# Poco meterbase



## zen (Jun 15, 2009)

Went to a call in the middle of nowhere. Poco had installed this as his meterbase. Never seen this before. Why the extra lugs. They are too big for parallel feeders. The main in it is a 200 amp. If its to feed 3 different things would the feeders all need to be 200 amp size.. thats like a waste. Whats this panel all about

learning to learn


----------



## ElectricJoeNJ (Feb 24, 2011)

Full pic would be nice.


----------



## daveEM (Nov 18, 2012)

I don't see a meter base.


----------



## don_resqcapt19 (Jul 18, 2010)

zen said:


> ... The main in it is a 200 amp. If its to feed 3 different things would the feeders all need to be 200 amp size ...


The feeders would not all have to be 200 amp feeders. There are provisions in 240.21(B) that permit smaller conductors.


----------



## circuitman1 (Mar 14, 2013)

those wires are not going to stand 200 amps!


----------



## zen (Jun 15, 2009)

Eryago

learning to learn


----------



## zen (Jun 15, 2009)

don_resqcapt19 said:


> The feeders would not all have to be 200 amp feeders. There are provisions in 240.21(B) that permit smaller conductors.

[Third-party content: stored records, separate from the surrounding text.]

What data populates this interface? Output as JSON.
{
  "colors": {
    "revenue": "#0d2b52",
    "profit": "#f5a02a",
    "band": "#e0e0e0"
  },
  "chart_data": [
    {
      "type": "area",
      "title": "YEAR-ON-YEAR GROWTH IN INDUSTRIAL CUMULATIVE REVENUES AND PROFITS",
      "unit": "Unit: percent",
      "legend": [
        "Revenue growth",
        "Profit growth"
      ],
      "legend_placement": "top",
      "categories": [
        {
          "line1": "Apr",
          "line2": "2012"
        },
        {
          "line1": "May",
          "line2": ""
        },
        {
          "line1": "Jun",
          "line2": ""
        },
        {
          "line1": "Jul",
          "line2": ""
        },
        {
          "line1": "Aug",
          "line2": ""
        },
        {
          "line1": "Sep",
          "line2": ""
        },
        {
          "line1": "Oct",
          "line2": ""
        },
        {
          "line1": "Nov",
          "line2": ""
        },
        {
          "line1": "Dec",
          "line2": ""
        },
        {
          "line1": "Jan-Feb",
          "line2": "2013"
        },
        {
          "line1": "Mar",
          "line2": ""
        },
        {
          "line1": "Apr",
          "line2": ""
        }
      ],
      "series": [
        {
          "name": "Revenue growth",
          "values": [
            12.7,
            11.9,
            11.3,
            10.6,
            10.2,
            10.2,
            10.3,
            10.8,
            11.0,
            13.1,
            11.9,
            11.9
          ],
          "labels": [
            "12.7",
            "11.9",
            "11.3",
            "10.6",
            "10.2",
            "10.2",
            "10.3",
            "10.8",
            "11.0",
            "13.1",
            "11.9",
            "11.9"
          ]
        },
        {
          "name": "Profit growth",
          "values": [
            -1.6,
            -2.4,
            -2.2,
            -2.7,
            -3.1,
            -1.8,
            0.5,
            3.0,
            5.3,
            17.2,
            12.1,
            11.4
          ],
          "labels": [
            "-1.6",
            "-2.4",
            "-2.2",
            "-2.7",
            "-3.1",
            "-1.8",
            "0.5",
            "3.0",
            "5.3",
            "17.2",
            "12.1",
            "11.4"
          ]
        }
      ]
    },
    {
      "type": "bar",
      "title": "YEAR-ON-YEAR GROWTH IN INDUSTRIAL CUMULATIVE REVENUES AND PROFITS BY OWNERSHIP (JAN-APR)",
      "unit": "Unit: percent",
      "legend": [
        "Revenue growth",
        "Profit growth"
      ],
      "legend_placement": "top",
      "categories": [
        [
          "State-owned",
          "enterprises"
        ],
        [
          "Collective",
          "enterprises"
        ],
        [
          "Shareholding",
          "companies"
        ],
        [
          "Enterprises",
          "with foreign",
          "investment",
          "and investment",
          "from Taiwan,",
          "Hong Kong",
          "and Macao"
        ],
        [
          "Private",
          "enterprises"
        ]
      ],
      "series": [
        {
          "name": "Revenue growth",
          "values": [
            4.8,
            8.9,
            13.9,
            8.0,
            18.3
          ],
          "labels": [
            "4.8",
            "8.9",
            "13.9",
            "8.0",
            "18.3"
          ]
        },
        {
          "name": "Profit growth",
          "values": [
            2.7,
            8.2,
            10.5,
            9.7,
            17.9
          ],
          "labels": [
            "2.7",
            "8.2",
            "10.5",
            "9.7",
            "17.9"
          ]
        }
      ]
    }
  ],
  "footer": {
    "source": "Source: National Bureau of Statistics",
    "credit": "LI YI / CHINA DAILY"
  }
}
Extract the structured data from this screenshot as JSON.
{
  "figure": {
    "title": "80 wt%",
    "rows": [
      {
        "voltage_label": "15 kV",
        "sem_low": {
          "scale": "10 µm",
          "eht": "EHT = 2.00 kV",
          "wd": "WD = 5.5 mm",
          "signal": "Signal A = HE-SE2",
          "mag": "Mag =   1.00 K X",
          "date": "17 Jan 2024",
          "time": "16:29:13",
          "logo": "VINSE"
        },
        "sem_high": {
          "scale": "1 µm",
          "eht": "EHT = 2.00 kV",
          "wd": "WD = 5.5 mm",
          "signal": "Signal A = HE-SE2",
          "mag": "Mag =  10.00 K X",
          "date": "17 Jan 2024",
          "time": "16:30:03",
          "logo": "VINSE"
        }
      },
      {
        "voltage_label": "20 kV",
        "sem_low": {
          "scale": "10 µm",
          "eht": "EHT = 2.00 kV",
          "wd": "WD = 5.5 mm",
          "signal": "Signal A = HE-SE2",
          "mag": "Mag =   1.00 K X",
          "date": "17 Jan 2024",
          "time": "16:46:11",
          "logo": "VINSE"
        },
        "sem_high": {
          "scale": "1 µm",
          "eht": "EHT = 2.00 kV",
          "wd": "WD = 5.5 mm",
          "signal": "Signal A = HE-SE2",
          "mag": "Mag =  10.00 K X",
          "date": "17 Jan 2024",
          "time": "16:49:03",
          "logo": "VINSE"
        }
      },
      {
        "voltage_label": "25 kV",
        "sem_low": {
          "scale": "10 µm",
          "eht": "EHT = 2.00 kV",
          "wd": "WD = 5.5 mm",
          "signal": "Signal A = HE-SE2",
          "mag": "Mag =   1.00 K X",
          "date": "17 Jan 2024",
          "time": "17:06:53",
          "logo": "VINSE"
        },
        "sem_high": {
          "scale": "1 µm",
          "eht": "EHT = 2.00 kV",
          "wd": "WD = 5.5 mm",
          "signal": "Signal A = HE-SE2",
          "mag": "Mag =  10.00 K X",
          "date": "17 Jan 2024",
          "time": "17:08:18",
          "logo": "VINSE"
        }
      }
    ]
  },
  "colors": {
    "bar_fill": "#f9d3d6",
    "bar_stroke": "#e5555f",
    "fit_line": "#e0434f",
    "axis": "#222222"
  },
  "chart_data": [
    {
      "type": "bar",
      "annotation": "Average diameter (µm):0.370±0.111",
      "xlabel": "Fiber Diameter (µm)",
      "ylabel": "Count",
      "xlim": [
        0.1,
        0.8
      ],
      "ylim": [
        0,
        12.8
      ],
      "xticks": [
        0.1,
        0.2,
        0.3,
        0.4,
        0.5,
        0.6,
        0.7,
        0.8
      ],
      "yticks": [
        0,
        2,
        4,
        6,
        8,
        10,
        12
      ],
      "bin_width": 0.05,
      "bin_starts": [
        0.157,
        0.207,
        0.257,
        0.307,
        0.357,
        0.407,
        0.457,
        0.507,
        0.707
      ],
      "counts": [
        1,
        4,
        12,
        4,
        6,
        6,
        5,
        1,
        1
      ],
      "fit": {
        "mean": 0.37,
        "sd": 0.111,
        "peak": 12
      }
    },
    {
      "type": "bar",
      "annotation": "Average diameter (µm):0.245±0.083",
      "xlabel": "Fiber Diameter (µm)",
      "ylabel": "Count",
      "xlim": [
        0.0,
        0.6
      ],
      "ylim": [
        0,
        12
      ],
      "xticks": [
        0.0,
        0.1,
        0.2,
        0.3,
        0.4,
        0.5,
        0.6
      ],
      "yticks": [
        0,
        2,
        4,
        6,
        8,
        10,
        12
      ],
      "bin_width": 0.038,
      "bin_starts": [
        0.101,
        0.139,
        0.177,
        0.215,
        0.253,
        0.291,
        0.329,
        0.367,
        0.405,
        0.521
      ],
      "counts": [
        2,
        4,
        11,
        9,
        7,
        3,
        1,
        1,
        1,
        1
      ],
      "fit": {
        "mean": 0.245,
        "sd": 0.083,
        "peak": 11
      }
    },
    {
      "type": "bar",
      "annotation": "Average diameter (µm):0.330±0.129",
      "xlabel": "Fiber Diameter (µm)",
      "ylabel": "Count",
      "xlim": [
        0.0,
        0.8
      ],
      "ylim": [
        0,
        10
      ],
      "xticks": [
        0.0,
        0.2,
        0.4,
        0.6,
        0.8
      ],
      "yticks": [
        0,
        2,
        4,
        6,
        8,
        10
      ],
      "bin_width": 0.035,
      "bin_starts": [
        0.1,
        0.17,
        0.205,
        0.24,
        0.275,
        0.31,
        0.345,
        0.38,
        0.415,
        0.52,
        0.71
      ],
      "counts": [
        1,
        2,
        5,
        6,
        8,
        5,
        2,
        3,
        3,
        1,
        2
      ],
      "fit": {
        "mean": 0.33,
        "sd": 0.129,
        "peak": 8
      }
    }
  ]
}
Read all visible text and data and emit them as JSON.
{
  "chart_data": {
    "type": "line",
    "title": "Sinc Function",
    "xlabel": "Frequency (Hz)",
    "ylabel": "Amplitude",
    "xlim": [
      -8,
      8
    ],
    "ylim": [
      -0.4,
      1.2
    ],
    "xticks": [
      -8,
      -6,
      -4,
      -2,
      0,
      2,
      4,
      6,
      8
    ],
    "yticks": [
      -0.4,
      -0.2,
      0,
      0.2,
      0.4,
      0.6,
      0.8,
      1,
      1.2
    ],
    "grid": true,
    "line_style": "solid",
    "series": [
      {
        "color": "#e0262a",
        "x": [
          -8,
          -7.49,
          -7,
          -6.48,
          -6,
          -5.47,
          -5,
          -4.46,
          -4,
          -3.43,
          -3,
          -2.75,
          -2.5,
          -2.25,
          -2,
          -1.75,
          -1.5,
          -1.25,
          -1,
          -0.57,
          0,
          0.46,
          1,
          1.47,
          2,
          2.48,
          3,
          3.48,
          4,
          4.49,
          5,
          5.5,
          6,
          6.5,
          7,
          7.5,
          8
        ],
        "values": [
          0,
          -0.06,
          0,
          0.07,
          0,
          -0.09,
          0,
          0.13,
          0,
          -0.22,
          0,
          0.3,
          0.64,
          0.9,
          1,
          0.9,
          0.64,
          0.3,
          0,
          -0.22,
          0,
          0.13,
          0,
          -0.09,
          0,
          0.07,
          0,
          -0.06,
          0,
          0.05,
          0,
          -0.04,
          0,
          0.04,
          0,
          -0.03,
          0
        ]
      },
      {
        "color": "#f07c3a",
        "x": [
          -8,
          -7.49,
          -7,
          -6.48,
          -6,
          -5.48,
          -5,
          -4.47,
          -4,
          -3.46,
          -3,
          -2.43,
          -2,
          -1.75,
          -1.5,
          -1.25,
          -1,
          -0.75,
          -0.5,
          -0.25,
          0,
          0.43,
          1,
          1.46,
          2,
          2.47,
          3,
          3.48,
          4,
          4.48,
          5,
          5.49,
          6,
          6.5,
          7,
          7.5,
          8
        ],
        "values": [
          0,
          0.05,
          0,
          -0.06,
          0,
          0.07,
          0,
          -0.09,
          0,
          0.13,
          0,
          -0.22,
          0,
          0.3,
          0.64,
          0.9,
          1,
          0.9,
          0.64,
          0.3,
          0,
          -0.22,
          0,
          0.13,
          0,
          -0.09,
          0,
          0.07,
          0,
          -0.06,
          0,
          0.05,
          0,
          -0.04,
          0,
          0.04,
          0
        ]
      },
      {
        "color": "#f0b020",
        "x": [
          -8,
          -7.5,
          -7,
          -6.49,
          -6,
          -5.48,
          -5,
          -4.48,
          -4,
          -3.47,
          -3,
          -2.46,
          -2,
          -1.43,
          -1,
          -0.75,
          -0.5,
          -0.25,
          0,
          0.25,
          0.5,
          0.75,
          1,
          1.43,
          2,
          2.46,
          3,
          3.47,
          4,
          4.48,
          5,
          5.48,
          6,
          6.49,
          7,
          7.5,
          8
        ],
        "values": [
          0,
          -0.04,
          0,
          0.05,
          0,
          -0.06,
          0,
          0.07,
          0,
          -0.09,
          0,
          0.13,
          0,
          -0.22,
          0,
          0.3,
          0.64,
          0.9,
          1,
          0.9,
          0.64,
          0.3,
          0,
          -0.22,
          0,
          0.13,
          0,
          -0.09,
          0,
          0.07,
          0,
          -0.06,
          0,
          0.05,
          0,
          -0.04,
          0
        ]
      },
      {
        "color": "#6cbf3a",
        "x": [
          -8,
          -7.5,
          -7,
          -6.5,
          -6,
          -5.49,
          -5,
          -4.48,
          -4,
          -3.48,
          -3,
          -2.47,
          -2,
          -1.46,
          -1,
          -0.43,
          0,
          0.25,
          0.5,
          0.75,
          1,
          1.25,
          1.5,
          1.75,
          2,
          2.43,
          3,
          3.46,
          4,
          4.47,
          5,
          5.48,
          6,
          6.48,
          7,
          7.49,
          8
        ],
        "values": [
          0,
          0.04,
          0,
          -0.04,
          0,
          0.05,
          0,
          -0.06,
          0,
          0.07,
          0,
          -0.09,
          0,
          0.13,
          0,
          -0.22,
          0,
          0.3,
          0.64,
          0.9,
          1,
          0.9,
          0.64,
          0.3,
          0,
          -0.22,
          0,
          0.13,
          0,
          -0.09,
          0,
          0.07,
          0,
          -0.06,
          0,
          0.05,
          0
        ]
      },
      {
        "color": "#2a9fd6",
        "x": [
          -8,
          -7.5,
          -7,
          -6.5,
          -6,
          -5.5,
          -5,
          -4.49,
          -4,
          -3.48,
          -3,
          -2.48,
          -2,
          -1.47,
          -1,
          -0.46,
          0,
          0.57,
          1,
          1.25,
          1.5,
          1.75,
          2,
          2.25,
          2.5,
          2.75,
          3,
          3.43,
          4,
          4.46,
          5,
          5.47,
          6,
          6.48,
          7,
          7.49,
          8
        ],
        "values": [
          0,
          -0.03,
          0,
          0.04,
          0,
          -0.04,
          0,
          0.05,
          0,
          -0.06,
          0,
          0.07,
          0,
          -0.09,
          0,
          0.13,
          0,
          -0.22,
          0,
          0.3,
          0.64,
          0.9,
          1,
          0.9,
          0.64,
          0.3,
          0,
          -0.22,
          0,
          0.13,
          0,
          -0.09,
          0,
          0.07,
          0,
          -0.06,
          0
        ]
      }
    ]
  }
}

Thanks. That should have been obvious to me.. often there is one size meter that feeds smaller panels through a gutter with the tap rule applied. Thanks

learning to learn


----------



## Cow (Jan 16, 2008)

Who makes that meter main? Milbank?


----------



## zen (Jun 15, 2009)

I didnt look. I should have. The poco installed it with the ground and ground rod.

learning to learn


----------



## A Little Short (Nov 11, 2010)

Cow said:


> Who makes that meter main? Milbank?


It is a Milbank.


----------



## zac (May 11, 2009)

Hey Zen,
where is your rockin to Dokken guitar?


----------



## zen (Jun 15, 2009)

Ya know. Had to update the profile pic.

learning to learn


----------



## Norcal (Mar 22, 2007)

A Little Short said:


> It is a Milbank.


 
With a Zinsco knockoff Milbank main breaker.


----------